T29 Emma Rutherford.This was your crit.

So Emma, this was your crit, that was your presentation, these are your next steps, though we shouldn't use next steps really, sounds like a commercial masterplanners brochure...and we shouldn't really use masterplanner. Urbanist if you please.
Well you started at the start. You went first. Yes good. Step one. Go first. Presentation was clear, I liked the crosses that pinned each image to the page, led to a nice transition from slide to slide. I think the area of interest is quite a tricky one to convey, photos often tend to romanticise the area, I wonder how you would have depicted the area had you not walked around the reservoirs, but instead gone first and only to the industrial area around Northumberland Park?
The stark and charming images of its industrial buildings led the conversations that followed to celebrating these buildings. When not all of them are that beautiful. It might be an interesting study to compare the function, layout and facade of the IKEA bulding against the big powerhouse, or one of your favourites, perhaps as a more material study of how it's made and what qualities make one better than the other, and how the spaces around them differ. What do the other surrounding warehouses do?
This website is good for checking out Brownfield sites (including a good interactive map):
You looked at the changing scales in the area, from person to house to mid scale building, to industrial to reservoir. It's the middle scale that seems to intrigue you. I wonder what the people living near by think of the industrial buildings? Do they even notice that they're there? Big elephants in the landscape that go unnoticed?
And in that section from house to river, you didn't include the small buildings/pump plants that sit on the banks of the reservoir. Small Victorian figures that echo the building era of the powerhouses. How do they relate to each other if at all?
Maybe we should have a cup of tea and chat. I know you like those. You put one your wall for your crit...

1 comment:

  1. Thank you very much for this, very helpful. I think it might be an idea to ignore the reservoirs for a little and reintroduce them as hypothetical access improves (should it improve).
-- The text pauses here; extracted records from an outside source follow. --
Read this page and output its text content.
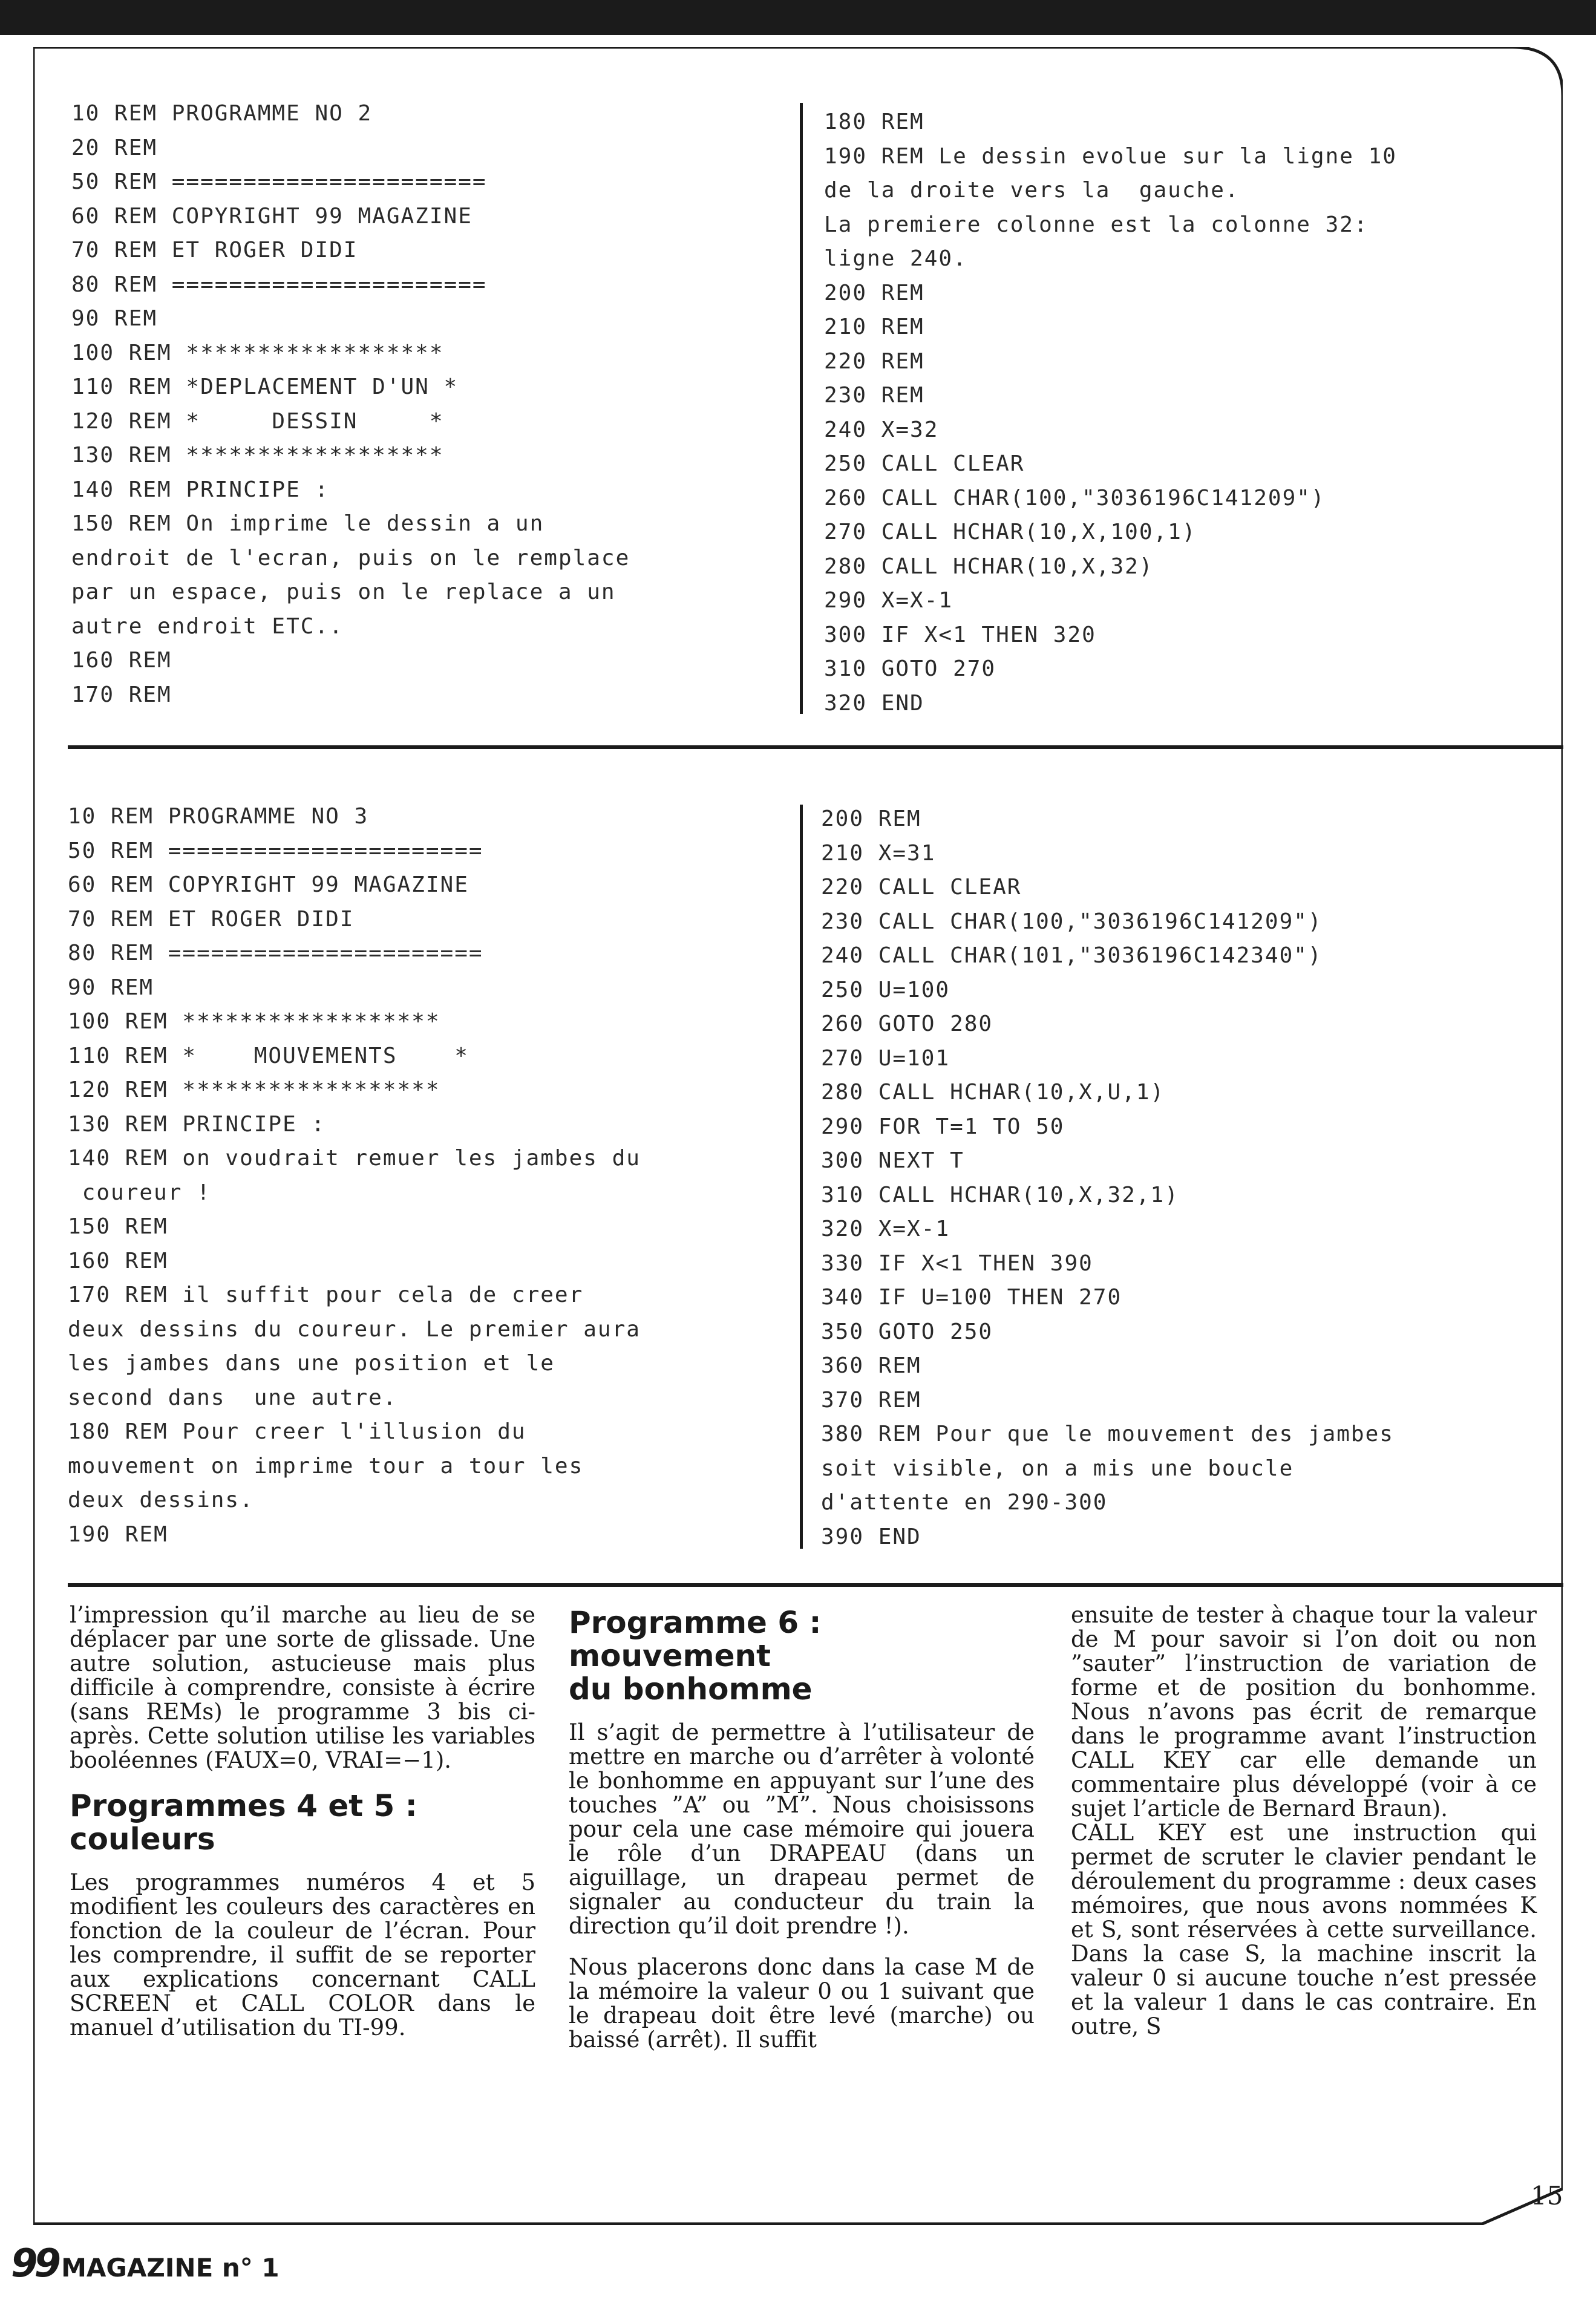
10 REM PROGRAMME NO 2
20 REM
50 REM ======================
60 REM COPYRIGHT 99 MAGAZINE
70 REM ET ROGER DIDI
80 REM ======================
90 REM
100 REM ******************
110 REM *DEPLACEMENT D'UN *
120 REM *     DESSIN     *
130 REM ******************
140 REM PRINCIPE :
150 REM On imprime le dessin a un
endroit de l'ecran, puis on le remplace
par un espace, puis on le replace a un
autre endroit ETC..
160 REM
170 REM
180 REM
190 REM Le dessin evolue sur la ligne 10
de la droite vers la  gauche.
La premiere colonne est la colonne 32:
ligne 240.
200 REM
210 REM
220 REM
230 REM
240 X=32
250 CALL CLEAR
260 CALL CHAR(100,"3036196C141209")
270 CALL HCHAR(10,X,100,1)
280 CALL HCHAR(10,X,32)
290 X=X-1
300 IF X<1 THEN 320
310 GOTO 270
320 END
10 REM PROGRAMME NO 3
50 REM ======================
60 REM COPYRIGHT 99 MAGAZINE
70 REM ET ROGER DIDI
80 REM ======================
90 REM
100 REM ******************
110 REM *    MOUVEMENTS    *
120 REM ******************
130 REM PRINCIPE :
140 REM on voudrait remuer les jambes du
coureur !
150 REM
160 REM
170 REM il suffit pour cela de creer
deux dessins du coureur. Le premier aura
les jambes dans une position et le
second dans  une autre.
180 REM Pour creer l'illusion du
mouvement on imprime tour a tour les
deux dessins.
190 REM
200 REM
210 X=31
220 CALL CLEAR
230 CALL CHAR(100,"3036196C141209")
240 CALL CHAR(101,"3036196C142340")
250 U=100
260 GOTO 280
270 U=101
280 CALL HCHAR(10,X,U,1)
290 FOR T=1 TO 50
300 NEXT T
310 CALL HCHAR(10,X,32,1)
320 X=X-1
330 IF X<1 THEN 390
340 IF U=100 THEN 270
350 GOTO 250
360 REM
370 REM
380 REM Pour que le mouvement des jambes
soit visible, on a mis une boucle
d'attente en 290-300
390 END

l’impression qu’il marche au lieu de se déplacer par une sorte de glissade. Une autre solution, astucieuse mais plus difficile à comprendre, consiste à écrire (sans REMs) le programme 3 bis ci-après. Cette solution utilise les variables booléennes (FAUX=0, VRAI=−1).

Programmes 4 et 5 :
couleurs

Les programmes numéros 4 et 5 modifient les couleurs des caractères en fonction de la couleur de l’écran. Pour les comprendre, il suffit de se reporter aux explications concernant CALL SCREEN et CALL COLOR dans le manuel d’utilisation du TI-99.

Programme 6 :
mouvement
du bonhomme

Il s’agit de permettre à l’utilisateur de mettre en marche ou d’arrêter à volonté le bonhomme en appuyant sur l’une des touches ”A” ou ”M”. Nous choisissons pour cela une case mémoire qui jouera le rôle d’un DRAPEAU (dans un aiguillage, un drapeau permet de signaler au conducteur du train la direction qu’il doit prendre !).

Nous placerons donc dans la case M de la mémoire la valeur 0 ou 1 suivant que le drapeau doit être levé (marche) ou baissé (arrêt). Il suffit

ensuite de tester à chaque tour la valeur de M pour savoir si l’on doit ou non ”sauter” l’instruction de variation de forme et de position du bonhomme. Nous n’avons pas écrit de remarque dans le programme avant l’instruction CALL KEY car elle demande un commentaire plus développé (voir à ce sujet l’article de Bernard Braun).

CALL KEY est une instruction qui permet de scruter le clavier pendant le déroulement du programme : deux cases mémoires, que nous avons nommées K et S, sont réservées à cette surveillance. Dans la case S, la machine inscrit la valeur 0 si aucune touche n’est pressée et la valeur 1 dans le cas contraire. En outre, S

99 MAGAZINE n° 1
15
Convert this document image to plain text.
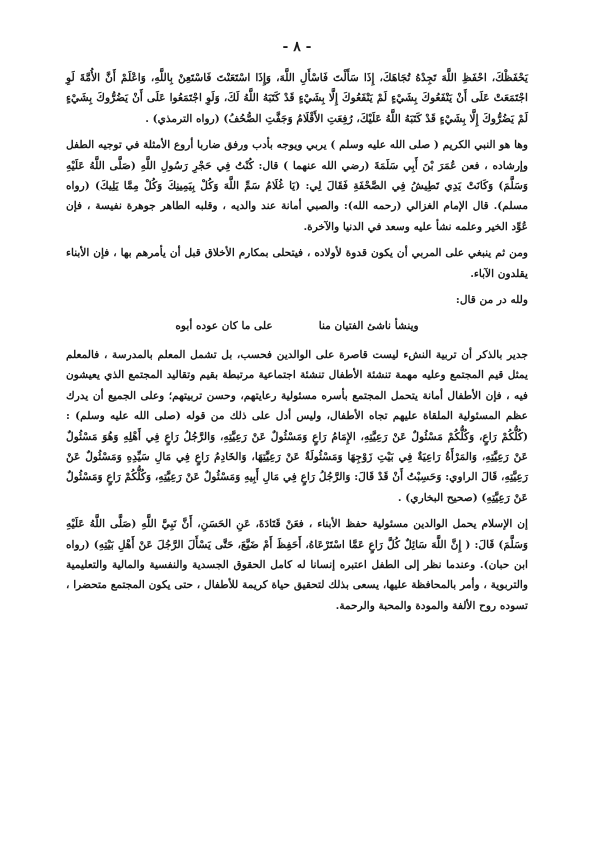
- ٨ -

يَحْفَظْكَ، احْفَظِ اللَّهَ تَجِدْهُ تُجَاهَكَ، إِذَا سَأَلْتَ فَاسْأَلِ اللَّهَ، وَإِذَا اسْتَعَنْتَ فَاسْتَعِنْ بِاللَّهِ، وَاعْلَمْ أَنَّ الأُمَّةَ لَوِ اجْتَمَعَتْ عَلَى أَنْ يَنْفَعُوكَ بِشَيْءٍ لَمْ يَنْفَعُوكَ إِلَّا بِشَيْءٍ قَدْ كَتَبَهُ اللَّهُ لَكَ، وَلَوِ اجْتَمَعُوا عَلَى أَنْ يَضُرُّوكَ بِشَيْءٍ لَمْ يَضُرُّوكَ إِلَّا بِشَيْءٍ قَدْ كَتَبَهُ اللَّهُ عَلَيْكَ، رُفِعَتِ الأَقْلَامُ وَجَفَّتِ الصُّحُفُ) (رواه الترمذي) .

وها هو النبي الكريم ( صلى الله عليه وسلم ) يربي ويوجه بأدب ورفق ضاربا أروع الأمثلة في توجيه الطفل وإرشاده ، فعن عُمَرَ بْنَ أَبِي سَلَمَةَ (رضي الله عنهما ) قال: كُنْتُ فِي حَجْرِ رَسُولِ اللَّهِ (صَلَّى اللَّهُ عَلَيْهِ وَسَلَّمَ) وَكَانَتْ يَدِي تَطِيشُ فِي الصَّحْفَةِ فَقَالَ لِي: (يَا غُلَامُ سَمِّ اللَّهَ وَكُلْ بِيَمِينِكَ وَكُلْ مِمَّا يَلِيكَ) (رواه مسلم). قال الإمام الغزالي (رحمه الله): والصبي أمانة عند والديه ، وقلبه الطاهر جوهرة نفيسة ، فإن عُوِّد الخير وعلمه نشأ عليه وسعد في الدنيا والآخرة.

ومن ثم ينبغي على المربي أن يكون قدوة لأولاده ، فيتحلى بمكارم الأخلاق قبل أن يأمرهم بها ، فإن الأبناء يقلدون الآباء.

ولله در من قال:
وينشأ ناشئ الفتيان منا
على ما كان عوده أبوه

جدير بالذكر أن تربية النشء ليست قاصرة على الوالدين فحسب، بل تشمل المعلم بالمدرسة ، فالمعلم يمثل قيم المجتمع وعليه مهمة تنشئة الأطفال تنشئة اجتماعية مرتبطة بقيم وتقاليد المجتمع الذي يعيشون فيه ، فإن الأطفال أمانة يتحمل المجتمع بأسره مسئولية رعايتهم، وحسن تربيتهم؛ وعلى الجميع أن يدرك عظم المسئولية الملقاة عليهم تجاه الأطفال، وليس أدل على ذلك من قوله (صلى الله عليه وسلم) : (كُلُّكُمْ رَاعٍ، وَكُلُّكُمْ مَسْئُولٌ عَنْ رَعِيَّتِهِ، الإِمَامُ رَاعٍ وَمَسْئُولٌ عَنْ رَعِيَّتِهِ، وَالرَّجُلُ رَاعٍ فِي أَهْلِهِ وَهُوَ مَسْئُولٌ عَنْ رَعِيَّتِهِ، وَالمَرْأَةُ رَاعِيَةٌ فِي بَيْتِ زَوْجِهَا وَمَسْئُولَةٌ عَنْ رَعِيَّتِهَا، وَالخَادِمُ رَاعٍ فِي مَالِ سَيِّدِهِ وَمَسْئُولٌ عَنْ رَعِيَّتِهِ، قَالَ الراوي: وَحَسِبْتُ أَنْ قَدْ قَالَ: وَالرَّجُلُ رَاعٍ فِي مَالِ أَبِيهِ وَمَسْئُولٌ عَنْ رَعِيَّتِهِ، وَكُلُّكُمْ رَاعٍ وَمَسْئُولٌ عَنْ رَعِيَّتِهِ) (صحيح البخاري) .

إن الإسلام يحمل الوالدين مسئولية حفظ الأبناء ، فعَنْ قَتَادَةَ، عَنِ الحَسَنِ، أَنَّ نَبِيَّ اللَّهِ (صَلَّى اللَّهُ عَلَيْهِ وَسَلَّمَ) قَالَ: ( إِنَّ اللَّهَ سَائِلٌ كُلَّ رَاعٍ عَمَّا اسْتَرْعَاهُ، أَحَفِظَ أَمْ ضَيَّعَ، حَتَّى يَسْأَلَ الرَّجُلَ عَنْ أَهْلِ بَيْتِهِ) (رواه ابن حبان). وعندما نظر إلى الطفل اعتبره إنسانا له كامل الحقوق الجسدية والنفسية والمالية والتعليمية والتربوية ، وأمر بالمحافظة عليها، يسعى بذلك لتحقيق حياة كريمة للأطفال ، حتى يكون المجتمع متحضرا ، تسوده روح الألفة والمودة والمحبة والرحمة.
    It's funny you ask whether the local people noticed the large industrial buildings. When I was at the local archive centre yesterday I was trying to ascertain when the substation was built. The very helpful man there who had given me all sorts of miscellaneous and detailed information about the area looked at me blankly and asked 'what substation?' He drives down Watermead Way which runs down its side daily and couldn't picture it. Not sure what that means yet along with the rest but thank you for prompting me to record it and sorry it had to be on your blog!
    Thanks again for the feedback, I look forward to that cup of tea!